Both McDonald and Lathan deliver revealing, visceral performances. As McDonald’s Ruth considers aborting her second child, with no resistance from Walter Lee, her face is twisted with grief and exhaustion. Lathan’s Beneatha is an extroverted free spirit unwilling to stop expressing her creativity, her African heritage, her joy, and her ambition. She is open-hearted and stubborn at once. She is drawn to assimilate, as a black American, and yet she snaps, ‘‘I am not an assimilationist’’ at her Nigerian boyfriend, pronouncing the word like an expletive. She embodies an internal divide.

But Rashad is as restrained as the other actresses aren’t. She pulls back from every possible chance of turning Lena into a self-consciously noble heroine. Lena is a tower of faith, but Rashad doesn’t telegraph that fact or veer into sanctimony. Lena is truly saintly: She doesn’t lose hope that her son will grow up, telling Beneatha, ‘‘There’s always something left to love.’’ She sees the good in him, even when she is disgusted with his irresponsibility and his claim that ‘‘Money is life.’’ But Rashad never makes her heroine into anything more self-consciously dramatic than an ordinary woman who has learned from life. She projects pride, but not in cloying amounts.

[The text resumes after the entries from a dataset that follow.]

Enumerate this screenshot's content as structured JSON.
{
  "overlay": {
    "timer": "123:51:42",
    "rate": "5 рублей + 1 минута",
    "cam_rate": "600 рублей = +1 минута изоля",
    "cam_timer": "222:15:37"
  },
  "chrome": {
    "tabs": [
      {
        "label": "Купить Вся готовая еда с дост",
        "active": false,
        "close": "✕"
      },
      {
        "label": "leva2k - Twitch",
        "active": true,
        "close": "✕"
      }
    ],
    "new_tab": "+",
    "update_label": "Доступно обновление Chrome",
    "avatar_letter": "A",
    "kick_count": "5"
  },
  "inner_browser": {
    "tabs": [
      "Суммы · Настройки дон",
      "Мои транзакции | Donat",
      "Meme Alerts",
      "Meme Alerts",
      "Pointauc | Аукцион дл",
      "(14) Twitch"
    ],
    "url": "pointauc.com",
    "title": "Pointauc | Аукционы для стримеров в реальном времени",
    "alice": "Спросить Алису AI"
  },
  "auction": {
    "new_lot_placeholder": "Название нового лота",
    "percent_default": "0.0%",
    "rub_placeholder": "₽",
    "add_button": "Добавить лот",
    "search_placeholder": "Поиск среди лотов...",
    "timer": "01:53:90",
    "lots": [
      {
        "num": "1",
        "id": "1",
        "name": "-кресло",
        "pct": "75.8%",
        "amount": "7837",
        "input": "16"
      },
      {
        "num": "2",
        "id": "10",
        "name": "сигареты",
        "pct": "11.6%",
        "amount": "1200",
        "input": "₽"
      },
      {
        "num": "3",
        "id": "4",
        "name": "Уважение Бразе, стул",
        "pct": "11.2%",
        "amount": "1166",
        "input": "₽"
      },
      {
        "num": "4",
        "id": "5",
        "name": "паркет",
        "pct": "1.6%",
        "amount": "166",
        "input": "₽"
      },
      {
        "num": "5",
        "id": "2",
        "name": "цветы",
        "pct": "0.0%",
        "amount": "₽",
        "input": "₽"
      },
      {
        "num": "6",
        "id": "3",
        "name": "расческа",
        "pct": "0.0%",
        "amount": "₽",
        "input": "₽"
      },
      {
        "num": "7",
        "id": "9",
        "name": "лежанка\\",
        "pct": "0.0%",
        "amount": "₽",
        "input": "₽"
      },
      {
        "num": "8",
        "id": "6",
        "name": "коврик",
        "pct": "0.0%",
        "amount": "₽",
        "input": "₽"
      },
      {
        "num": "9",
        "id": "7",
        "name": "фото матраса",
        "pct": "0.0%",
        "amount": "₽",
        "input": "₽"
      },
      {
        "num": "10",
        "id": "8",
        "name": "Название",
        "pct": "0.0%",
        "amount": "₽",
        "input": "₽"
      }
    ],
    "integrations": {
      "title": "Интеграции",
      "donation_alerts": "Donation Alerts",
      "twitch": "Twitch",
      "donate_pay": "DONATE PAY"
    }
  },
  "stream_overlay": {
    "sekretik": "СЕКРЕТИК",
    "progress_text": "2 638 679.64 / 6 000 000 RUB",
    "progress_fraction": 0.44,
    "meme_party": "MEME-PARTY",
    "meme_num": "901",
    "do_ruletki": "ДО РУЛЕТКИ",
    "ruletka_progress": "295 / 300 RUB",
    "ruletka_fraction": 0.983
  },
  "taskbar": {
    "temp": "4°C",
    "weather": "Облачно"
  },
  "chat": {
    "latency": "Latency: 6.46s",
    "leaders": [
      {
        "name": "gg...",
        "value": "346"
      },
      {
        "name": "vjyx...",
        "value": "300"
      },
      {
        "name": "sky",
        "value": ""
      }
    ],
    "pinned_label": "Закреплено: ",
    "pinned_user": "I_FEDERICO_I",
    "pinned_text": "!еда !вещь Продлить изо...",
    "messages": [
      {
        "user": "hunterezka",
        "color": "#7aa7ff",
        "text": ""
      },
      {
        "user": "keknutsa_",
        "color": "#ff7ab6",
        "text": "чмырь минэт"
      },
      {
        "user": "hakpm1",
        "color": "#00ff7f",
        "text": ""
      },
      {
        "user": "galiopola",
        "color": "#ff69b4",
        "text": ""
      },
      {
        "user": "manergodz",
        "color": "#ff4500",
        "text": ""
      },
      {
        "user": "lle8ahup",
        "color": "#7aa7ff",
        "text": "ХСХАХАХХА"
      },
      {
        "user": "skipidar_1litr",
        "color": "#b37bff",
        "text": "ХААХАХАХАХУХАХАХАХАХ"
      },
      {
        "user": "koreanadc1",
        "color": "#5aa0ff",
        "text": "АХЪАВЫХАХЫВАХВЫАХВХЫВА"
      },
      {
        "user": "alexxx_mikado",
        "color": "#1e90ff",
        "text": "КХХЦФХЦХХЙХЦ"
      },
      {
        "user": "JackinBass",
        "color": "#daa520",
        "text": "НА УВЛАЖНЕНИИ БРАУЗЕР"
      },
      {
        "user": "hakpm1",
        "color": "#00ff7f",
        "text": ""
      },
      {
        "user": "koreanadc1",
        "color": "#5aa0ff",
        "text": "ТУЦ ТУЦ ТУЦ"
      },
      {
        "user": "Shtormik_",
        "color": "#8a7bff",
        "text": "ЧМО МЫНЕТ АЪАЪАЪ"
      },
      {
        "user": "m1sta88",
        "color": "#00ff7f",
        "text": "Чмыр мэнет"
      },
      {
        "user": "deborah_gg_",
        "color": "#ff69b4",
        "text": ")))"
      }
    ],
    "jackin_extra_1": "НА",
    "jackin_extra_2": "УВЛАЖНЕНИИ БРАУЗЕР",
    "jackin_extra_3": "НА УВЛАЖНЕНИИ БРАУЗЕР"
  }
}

Combs’s presence runs the risk of prying us out of the movie, as he doesn’t quite disappear behind his portrayal of Walter Lee, as sincere as his effort may be. Combs remains undeniably Diddy. And yet that contemporary flavor adds a new currency to the play, a sense that it still has something relevant to say about black men trying to get a foothold in adulthood, trying to dream against the odds. Combs doesn’t draw every inch of the poetry from the script, nicely adapted from the play by Paris Qualles, but his sullen presence adds weight to his scenes.

Qualles and director Kenny Leon open up the play with a few external shots, but only slightly. And yet this made for TV movie, whose producers include Combs and the team of Craig Zadan and Neil Meron from ‘‘Chicago,’’ never feels claustrophobic or overly stagy. Wisely, the people behind the scenes step back and let the actors and Hansberry tell the story.